Oscillant entre 40 et 70 euros, le tarif d’une consultation chez un psychologue constitue parfois un frein pour les patients. Il arrive que certaines mutuelles en prennent une partie en charge. Mais en général seules les consultations chez les psychiatres sont remboursées (sauf dépassement d’honoraire). L’expérience pilote menée dans quatre départements (Morbihan, Bouches-du-Rhône, Landes et Haute-Garonne) pourrait toutefois changer la donne.
Six séances chez un psychologue libéral agréé par la Sécurité sociale y sont remboursées. Objectif : améliorer la prise en charge des malades et faire baisser les prescriptions d’antidépresseurs et d’anxiolytiques.

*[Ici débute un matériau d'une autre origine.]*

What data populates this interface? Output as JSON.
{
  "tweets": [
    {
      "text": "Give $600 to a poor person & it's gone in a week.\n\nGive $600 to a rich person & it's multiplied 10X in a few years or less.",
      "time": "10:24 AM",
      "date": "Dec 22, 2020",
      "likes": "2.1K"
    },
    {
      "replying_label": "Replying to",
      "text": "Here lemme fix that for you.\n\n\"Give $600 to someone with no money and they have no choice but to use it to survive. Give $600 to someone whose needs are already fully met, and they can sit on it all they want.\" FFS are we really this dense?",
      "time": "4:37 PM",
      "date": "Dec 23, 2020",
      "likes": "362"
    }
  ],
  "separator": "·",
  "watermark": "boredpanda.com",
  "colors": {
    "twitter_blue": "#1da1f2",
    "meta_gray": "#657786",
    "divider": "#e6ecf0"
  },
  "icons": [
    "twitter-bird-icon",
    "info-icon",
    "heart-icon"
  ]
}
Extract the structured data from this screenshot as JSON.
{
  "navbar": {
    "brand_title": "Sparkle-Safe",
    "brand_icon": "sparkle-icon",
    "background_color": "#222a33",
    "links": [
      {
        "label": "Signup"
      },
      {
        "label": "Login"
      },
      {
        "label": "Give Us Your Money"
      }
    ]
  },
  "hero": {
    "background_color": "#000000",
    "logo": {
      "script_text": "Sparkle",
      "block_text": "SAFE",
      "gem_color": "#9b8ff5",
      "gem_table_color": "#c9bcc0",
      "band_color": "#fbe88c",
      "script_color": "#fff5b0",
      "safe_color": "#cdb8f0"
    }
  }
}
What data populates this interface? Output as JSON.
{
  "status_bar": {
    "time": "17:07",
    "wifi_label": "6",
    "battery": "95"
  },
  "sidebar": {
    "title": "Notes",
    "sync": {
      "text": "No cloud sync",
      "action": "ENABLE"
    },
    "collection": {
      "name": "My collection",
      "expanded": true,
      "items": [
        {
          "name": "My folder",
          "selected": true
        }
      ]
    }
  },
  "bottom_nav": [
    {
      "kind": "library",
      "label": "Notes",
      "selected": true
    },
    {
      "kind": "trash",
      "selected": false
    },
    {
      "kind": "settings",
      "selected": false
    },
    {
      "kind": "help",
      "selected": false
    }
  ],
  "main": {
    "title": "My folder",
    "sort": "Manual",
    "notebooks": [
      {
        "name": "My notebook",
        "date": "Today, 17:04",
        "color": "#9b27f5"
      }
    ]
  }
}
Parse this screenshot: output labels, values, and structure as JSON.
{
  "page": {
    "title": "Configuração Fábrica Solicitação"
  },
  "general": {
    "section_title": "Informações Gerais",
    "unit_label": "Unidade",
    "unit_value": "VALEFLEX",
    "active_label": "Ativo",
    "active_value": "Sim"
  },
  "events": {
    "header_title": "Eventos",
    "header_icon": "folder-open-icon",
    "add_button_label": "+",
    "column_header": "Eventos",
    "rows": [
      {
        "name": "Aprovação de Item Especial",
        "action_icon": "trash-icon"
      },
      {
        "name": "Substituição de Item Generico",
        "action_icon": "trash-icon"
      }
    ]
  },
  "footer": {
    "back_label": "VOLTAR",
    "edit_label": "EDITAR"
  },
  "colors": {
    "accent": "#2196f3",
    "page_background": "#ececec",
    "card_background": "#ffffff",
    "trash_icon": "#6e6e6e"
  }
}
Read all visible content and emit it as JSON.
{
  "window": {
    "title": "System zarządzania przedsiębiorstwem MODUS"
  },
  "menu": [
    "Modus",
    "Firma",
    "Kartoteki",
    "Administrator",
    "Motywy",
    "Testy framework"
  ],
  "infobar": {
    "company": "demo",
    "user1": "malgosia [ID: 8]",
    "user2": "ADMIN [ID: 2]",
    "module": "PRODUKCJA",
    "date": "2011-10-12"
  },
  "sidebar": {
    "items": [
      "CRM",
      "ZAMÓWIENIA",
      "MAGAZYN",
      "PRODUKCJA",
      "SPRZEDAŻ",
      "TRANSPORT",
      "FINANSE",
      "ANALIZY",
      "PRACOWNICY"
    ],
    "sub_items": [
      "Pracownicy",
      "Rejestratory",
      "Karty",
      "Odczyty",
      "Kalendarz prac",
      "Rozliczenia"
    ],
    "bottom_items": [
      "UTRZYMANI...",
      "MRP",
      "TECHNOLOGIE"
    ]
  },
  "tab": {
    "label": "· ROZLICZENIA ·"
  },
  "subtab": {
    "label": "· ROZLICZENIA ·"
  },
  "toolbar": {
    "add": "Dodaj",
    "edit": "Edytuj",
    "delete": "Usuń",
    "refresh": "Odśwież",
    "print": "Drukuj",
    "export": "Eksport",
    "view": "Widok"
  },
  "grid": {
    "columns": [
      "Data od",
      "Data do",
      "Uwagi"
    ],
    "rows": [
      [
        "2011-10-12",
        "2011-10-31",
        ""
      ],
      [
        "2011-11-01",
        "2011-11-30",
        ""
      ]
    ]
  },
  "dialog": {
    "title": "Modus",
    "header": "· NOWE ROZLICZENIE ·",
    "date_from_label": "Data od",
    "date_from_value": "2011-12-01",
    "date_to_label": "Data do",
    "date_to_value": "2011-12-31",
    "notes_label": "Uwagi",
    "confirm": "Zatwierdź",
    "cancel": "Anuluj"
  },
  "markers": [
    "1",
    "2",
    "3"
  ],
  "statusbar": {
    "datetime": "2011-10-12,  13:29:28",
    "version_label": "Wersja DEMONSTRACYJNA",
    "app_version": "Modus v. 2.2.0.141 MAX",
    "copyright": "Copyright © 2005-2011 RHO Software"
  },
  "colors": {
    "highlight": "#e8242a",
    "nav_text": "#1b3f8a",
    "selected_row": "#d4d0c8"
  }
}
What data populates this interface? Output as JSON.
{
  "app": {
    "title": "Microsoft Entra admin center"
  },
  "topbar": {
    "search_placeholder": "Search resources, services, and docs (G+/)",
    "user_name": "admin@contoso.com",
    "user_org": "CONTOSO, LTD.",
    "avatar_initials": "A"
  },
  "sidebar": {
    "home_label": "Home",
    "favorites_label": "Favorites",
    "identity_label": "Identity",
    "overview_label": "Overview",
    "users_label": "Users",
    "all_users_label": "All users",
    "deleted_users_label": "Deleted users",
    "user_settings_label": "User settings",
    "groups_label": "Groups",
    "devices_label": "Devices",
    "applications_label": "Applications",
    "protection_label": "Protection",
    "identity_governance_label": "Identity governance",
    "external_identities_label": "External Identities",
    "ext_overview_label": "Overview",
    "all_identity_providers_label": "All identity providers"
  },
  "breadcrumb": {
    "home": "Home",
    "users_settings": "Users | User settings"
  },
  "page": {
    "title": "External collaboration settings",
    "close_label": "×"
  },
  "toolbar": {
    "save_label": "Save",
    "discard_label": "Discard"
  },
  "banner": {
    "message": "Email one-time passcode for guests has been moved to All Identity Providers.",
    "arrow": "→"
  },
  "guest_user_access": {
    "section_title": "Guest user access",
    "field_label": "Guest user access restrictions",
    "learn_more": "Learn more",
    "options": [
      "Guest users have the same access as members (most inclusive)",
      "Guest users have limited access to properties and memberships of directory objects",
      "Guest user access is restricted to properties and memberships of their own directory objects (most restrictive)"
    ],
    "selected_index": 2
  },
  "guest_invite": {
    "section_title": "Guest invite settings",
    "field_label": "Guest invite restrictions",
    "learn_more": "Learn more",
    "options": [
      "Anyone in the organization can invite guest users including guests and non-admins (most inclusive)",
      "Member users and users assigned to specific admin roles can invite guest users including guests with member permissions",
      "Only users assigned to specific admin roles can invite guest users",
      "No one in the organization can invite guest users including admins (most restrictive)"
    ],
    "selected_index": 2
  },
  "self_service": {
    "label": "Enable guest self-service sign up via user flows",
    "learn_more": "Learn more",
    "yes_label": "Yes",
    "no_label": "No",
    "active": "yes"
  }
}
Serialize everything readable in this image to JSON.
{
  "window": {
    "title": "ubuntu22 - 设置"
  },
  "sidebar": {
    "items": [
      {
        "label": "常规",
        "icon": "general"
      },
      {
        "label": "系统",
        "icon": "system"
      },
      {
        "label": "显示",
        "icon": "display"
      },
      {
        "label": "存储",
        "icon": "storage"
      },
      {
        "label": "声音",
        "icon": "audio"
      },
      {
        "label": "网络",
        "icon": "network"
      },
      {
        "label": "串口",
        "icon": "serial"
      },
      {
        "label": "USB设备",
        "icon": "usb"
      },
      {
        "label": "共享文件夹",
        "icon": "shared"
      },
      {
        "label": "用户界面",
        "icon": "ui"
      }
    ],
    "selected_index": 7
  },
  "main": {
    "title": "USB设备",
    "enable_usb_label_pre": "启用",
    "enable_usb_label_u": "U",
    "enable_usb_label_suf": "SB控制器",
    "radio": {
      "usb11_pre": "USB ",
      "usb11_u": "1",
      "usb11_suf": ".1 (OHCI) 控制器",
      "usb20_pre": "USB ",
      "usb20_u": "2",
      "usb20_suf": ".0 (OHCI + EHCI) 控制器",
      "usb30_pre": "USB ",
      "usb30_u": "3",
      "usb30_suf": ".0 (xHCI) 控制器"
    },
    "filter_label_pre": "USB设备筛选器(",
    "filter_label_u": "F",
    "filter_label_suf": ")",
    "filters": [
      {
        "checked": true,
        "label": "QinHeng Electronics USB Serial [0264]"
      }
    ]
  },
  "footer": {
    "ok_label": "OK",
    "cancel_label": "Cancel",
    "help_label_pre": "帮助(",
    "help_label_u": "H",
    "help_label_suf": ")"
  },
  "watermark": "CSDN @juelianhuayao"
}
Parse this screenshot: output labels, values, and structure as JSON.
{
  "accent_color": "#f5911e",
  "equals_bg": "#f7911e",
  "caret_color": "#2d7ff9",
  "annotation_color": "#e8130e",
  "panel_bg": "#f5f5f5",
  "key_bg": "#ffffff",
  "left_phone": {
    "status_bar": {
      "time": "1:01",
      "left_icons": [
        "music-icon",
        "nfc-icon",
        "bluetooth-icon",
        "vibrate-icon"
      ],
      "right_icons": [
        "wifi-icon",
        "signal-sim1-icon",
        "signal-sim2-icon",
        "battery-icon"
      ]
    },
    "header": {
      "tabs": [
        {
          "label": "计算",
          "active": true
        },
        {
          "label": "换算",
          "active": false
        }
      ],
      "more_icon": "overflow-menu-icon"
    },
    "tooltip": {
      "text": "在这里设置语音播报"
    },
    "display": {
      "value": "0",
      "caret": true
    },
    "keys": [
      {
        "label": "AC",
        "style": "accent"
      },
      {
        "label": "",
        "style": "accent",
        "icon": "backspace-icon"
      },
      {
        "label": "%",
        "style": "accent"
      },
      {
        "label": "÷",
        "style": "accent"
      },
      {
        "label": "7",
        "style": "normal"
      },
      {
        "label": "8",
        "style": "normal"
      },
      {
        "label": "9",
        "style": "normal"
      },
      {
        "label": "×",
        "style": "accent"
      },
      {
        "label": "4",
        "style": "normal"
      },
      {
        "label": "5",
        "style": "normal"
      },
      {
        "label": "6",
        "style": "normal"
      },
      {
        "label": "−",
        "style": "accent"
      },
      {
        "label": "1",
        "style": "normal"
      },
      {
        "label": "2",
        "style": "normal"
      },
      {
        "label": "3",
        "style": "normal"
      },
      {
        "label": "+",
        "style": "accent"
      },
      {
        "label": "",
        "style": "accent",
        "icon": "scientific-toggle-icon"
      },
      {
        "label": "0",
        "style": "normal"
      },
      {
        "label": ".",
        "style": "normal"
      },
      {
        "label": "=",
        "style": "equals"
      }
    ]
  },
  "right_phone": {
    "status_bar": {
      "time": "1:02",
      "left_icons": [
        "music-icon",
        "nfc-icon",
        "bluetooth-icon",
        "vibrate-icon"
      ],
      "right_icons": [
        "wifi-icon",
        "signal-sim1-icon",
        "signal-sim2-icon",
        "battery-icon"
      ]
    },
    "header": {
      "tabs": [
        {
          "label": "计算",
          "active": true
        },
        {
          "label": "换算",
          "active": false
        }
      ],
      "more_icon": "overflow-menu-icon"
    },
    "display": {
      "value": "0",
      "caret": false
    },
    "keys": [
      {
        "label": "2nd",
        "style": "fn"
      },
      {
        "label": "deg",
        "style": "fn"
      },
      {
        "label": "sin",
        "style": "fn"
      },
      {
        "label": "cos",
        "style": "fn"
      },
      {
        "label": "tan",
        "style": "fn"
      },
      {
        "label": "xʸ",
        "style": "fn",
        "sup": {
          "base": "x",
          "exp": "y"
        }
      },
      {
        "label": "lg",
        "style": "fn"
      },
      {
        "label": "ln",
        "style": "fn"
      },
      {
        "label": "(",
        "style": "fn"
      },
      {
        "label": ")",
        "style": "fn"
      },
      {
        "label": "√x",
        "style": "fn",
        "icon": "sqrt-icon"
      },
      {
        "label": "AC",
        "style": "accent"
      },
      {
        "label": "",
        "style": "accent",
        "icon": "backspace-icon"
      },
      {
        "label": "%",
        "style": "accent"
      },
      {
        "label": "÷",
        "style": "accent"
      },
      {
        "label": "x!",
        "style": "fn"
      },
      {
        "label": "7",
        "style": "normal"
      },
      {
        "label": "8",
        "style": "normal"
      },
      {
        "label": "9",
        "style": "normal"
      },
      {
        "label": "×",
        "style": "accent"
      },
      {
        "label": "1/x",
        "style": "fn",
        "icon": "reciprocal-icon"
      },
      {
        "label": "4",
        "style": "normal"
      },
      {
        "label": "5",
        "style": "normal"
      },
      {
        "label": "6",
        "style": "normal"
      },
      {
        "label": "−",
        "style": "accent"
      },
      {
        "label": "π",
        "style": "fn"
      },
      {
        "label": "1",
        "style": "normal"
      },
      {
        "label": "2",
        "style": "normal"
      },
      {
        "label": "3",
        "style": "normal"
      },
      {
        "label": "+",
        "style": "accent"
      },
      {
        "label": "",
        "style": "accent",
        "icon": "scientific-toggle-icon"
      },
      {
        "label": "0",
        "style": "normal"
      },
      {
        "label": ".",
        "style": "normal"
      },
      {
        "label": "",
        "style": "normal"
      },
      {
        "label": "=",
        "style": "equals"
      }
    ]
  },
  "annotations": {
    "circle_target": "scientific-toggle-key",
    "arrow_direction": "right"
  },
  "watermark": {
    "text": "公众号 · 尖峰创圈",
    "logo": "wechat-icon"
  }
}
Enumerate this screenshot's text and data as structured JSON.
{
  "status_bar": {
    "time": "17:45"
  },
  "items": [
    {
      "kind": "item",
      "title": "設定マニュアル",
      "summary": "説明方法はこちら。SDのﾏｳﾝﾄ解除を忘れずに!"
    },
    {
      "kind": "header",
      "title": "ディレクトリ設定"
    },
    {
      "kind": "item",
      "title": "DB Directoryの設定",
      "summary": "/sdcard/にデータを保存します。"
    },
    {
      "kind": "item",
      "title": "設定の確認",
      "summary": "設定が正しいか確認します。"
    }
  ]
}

1. Intervenants libéraux et hospitaliers unis pour le patient (reseauilhup.com). Financée par l’ARS Paca, cette offre d’accompagnement psychologique extrahospitalière gratuite par téléphone est la seule en France pour le moment.
2. Regroupant des professionnels des soins palliatifs, de la cancérologie et de la gérontologie.
3. « Internet-based versus face-to-face cognitive-behavioral intervention for depression: A randomized controlled non-inferiority trial », B. Wagner et A. Maercker, Journal of affective disorders, janvier 2014.